Please don’t stop on 520
. I’ve always felt terrible for those poor people, the ones whose cars give up right on that two-lane stretch over Lake Washington, causing backups for miles. What betrayal, and what a mess; I’d feel awful if it were me. But now it’s not the inconvenience I’d cause other people that I’m worrying about. No, I’d take that problem anytime over the trouble I’m in.
I wonder if Detective Jackson has found that letter yet. Is that why he wants Ian’s car?
I can’t afford any holdups. I need to get to Mary’s as quickly as possible. The walls are closing in on me; I feel it happening. The computers, the car … Mary might have information about where Ian is, and, dear God, I need information. She wouldn’t keep things from her frantic daughters, would she? Yet who can say what confidences people keep for their own reasons.
Someone
knows what happened. Someone knows where Ian is. Someone
has to know. In my heart, I feel Adam is right.

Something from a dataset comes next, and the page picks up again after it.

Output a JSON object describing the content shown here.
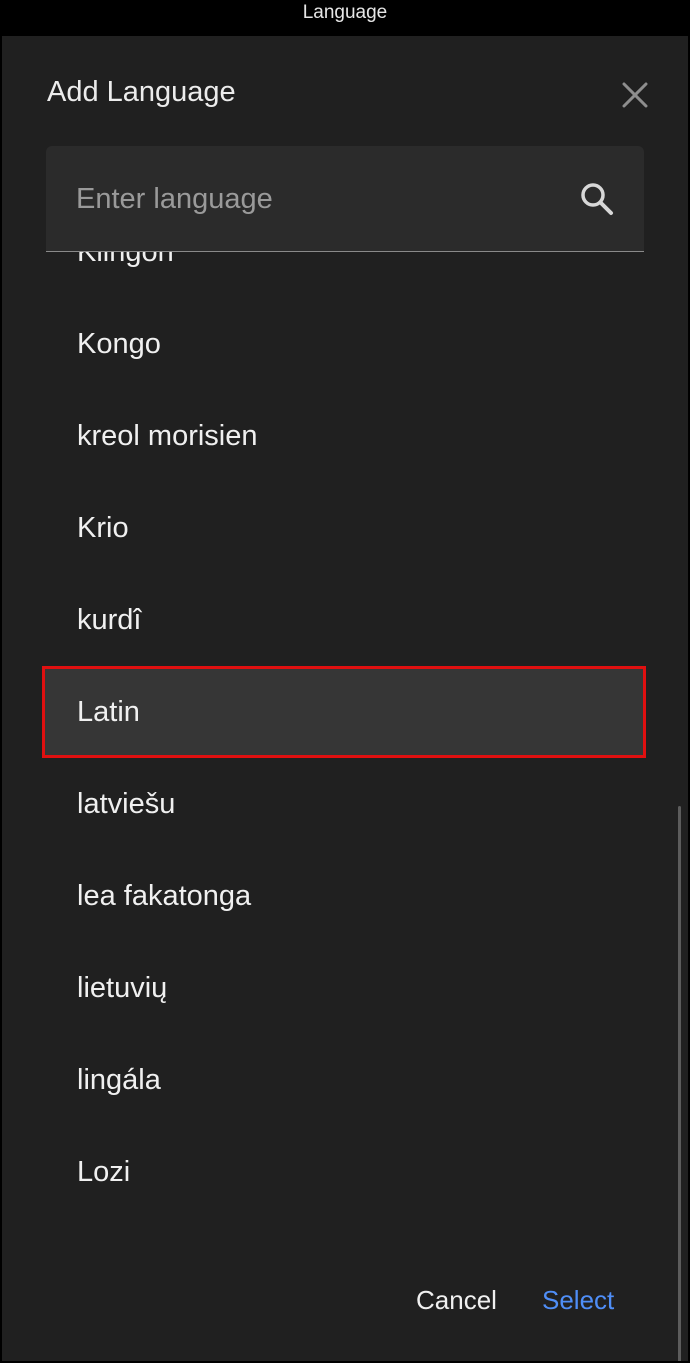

People don’t just disappear
.
I steer with one hand and, with the other, I punch button number one on my phone. I imagine a police car pulling me over for cellphone use. I feel a bit hysterical at the idea of it—it would be one of those arrests you see on television, where they pull over a guy who’s speeding and find a dead body in his trunk. Bad driving in the wake of my husband’s disappearance would speak to my guilt, even if the only rules I’d broken before were minor traffic laws and major marital ones. I stole a library book once. I was too embarrassed to check it out. It was about battered women in the suburbs. Previously, I’d always believed that librarians would be the kind of people I’d love to have as friends. They were smart, open, and well-read. Understanding, definitely. But the folks behind counters can know more about you than you’re comfortable with. Librarians, receptionists in doctors’ offices, the ladies who work at Rite Aid. The people behind counters know your secrets.